Rafał Szczepaniak, na którego powoływał się Jacek Zawodny, podkreśla, że choć prawo nie reguluje tej kwestii, to zwykła ludzka przyzwoitość nakazuje, by radny z komisji rewizyjnej w takiej sytuacji zrezygnował z udziału w kontroli. Nie inaczej było podczas szkolenia z koźminianami. - Zawsze mówię na spotkaniach szkoleniowych, że jest sytuacją wysoce niefortunną, jeżeli skład komisji rewizyjnej pozostaje w pewnej zależności od osoby kontrolowanej. W takim wypadku przyzwoitość nakazywałaby, aby taka osoba się wyłączyła. I lepiej, gdybyśmy nie opierali się tylko na przyzwoitości konkretnego członka komisji rewizyjnej, ale, żeby ta została zadekretowana w statucie gminy lub w końcu przez ustawodawcę. Bo regulacja dotycząca działalności komisji rewizyjnej jest lakoniczna – podkreśla dr Rafał Szczepaniak z wydziału prawa i administracji poznańskiego UAM. Czyżby radny Jacek Zawodny przysnął na szkoleniu, czy też nie zrozumiał jasnego przekazu profesora o „ludzkiej przyzwoitości”?
Zachęcał do dsykusji
Już podczas samej kontroli Jacek Zawodny wcielił się bardziej w rolę słuchacza wysłuchując w milczeniu odpowiedzi swojej szefowej na pytania zadawane przez pozostałych rajców.
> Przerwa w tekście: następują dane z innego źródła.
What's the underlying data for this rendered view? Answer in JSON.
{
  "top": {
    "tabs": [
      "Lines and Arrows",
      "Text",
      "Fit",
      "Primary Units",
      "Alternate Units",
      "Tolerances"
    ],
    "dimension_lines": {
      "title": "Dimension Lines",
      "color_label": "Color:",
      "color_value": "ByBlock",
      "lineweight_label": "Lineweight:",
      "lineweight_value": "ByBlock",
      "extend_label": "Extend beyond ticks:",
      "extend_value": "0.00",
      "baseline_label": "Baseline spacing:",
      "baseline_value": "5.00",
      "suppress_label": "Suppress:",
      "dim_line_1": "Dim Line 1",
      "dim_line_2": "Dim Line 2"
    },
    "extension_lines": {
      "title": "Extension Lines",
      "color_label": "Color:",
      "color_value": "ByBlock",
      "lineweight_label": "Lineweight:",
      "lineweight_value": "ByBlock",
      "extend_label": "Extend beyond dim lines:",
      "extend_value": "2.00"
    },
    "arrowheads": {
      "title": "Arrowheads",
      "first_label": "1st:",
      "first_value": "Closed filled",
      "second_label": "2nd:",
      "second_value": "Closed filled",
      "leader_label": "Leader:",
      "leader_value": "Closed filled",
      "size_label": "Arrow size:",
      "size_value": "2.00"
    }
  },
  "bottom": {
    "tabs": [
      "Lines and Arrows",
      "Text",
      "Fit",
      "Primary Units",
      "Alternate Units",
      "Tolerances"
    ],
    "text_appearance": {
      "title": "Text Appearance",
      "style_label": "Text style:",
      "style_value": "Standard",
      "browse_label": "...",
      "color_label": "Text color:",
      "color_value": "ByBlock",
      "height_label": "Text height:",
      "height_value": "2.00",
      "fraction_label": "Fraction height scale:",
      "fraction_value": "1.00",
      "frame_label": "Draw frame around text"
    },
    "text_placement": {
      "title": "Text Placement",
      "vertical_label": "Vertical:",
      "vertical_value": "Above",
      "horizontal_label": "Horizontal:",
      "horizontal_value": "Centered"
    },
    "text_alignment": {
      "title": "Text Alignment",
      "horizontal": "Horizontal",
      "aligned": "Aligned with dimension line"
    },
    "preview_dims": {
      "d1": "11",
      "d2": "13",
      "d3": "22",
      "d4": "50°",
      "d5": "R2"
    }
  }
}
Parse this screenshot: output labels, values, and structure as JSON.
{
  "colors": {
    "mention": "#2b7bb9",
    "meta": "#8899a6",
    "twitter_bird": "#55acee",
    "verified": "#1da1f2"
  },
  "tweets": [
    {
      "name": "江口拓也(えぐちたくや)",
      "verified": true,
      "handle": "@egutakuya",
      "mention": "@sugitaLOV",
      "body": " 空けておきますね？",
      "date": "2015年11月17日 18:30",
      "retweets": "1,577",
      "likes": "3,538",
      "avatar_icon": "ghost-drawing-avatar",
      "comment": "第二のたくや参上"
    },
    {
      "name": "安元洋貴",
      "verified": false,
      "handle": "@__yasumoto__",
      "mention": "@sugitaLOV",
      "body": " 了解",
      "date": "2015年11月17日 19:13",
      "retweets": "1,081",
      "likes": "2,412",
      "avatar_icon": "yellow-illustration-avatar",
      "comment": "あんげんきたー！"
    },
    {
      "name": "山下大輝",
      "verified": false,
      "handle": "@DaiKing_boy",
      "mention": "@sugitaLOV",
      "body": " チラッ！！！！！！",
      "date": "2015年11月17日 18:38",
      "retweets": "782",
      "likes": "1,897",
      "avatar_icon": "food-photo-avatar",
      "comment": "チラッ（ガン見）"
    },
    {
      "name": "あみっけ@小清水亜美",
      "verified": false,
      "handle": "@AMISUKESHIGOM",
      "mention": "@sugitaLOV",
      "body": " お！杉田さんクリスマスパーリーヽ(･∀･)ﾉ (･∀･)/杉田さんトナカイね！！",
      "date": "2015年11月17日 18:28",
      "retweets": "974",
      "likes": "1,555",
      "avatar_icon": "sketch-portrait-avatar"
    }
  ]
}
Odzywał się głównie, by zachęcić do dalszej dyskusji, spoglądając na kolegów. Na jego prośbę zareagował zwłaszcza Wiesław Głuszek, który uaktywnił się, gdy chodziło o przyznawane przez Bożenę Kulkę dodatki motywacyjne nauczycielom. - Czy podnosi je pani nauczycielom? Czy przyznając je, bierze pani pod uwagę osiągnięcia wychowanków? Bo większość to są konkursy i zawody sportowe - dociekał rajca. Szefowa placówki tłumaczyła, że wysokość dodatków jest różnicowana. - Są nauczyciele, którzy nie mają takiego dodatku, a są i tacy, którzy mają wyższy niż 50 zł. Wszystko w zależności od kryteriów, które spełniają. Biorę pod uwagę również zaangażowanie w życie społeczne szkoły, sposób wykonywania pracy – tłumaczyła Bożena Kulka. Trwało to ponad godzinę. Po czym radni pojechali skontrolować kolejną placówkę – tym razem w Starej Obrze. Najwidoczniej z góry nastawieni byli na mniej wnikliwą kontrolę, bo Jacek Zawodny stwierdził, że nie zdążą nawet wypić kawy czy herbaty. - Przyjechaliśmy do pani na 15 minut. Wiemy, że szkoła działa dobrze, więc za dużo pracy nie będziemy mieć – oznajmił. Kontrolę zakończono po 30 minutach, a radni zdążyli jedynie zerknąć na przygotowane dokumenty. Nawet nie przejęli się tym, że szefowa placówki Irena Jaskółka przyznała się do nałożenia na nią mandatu przez inspekcje pracy. - Dopatrzono się kilku błędów w dokumentacji, nawet w tej z 1987 roku – tłumaczyła dyrektorka, ale niepotrzebnie, bo kontrolujący radni nie wnikali w szczegóły.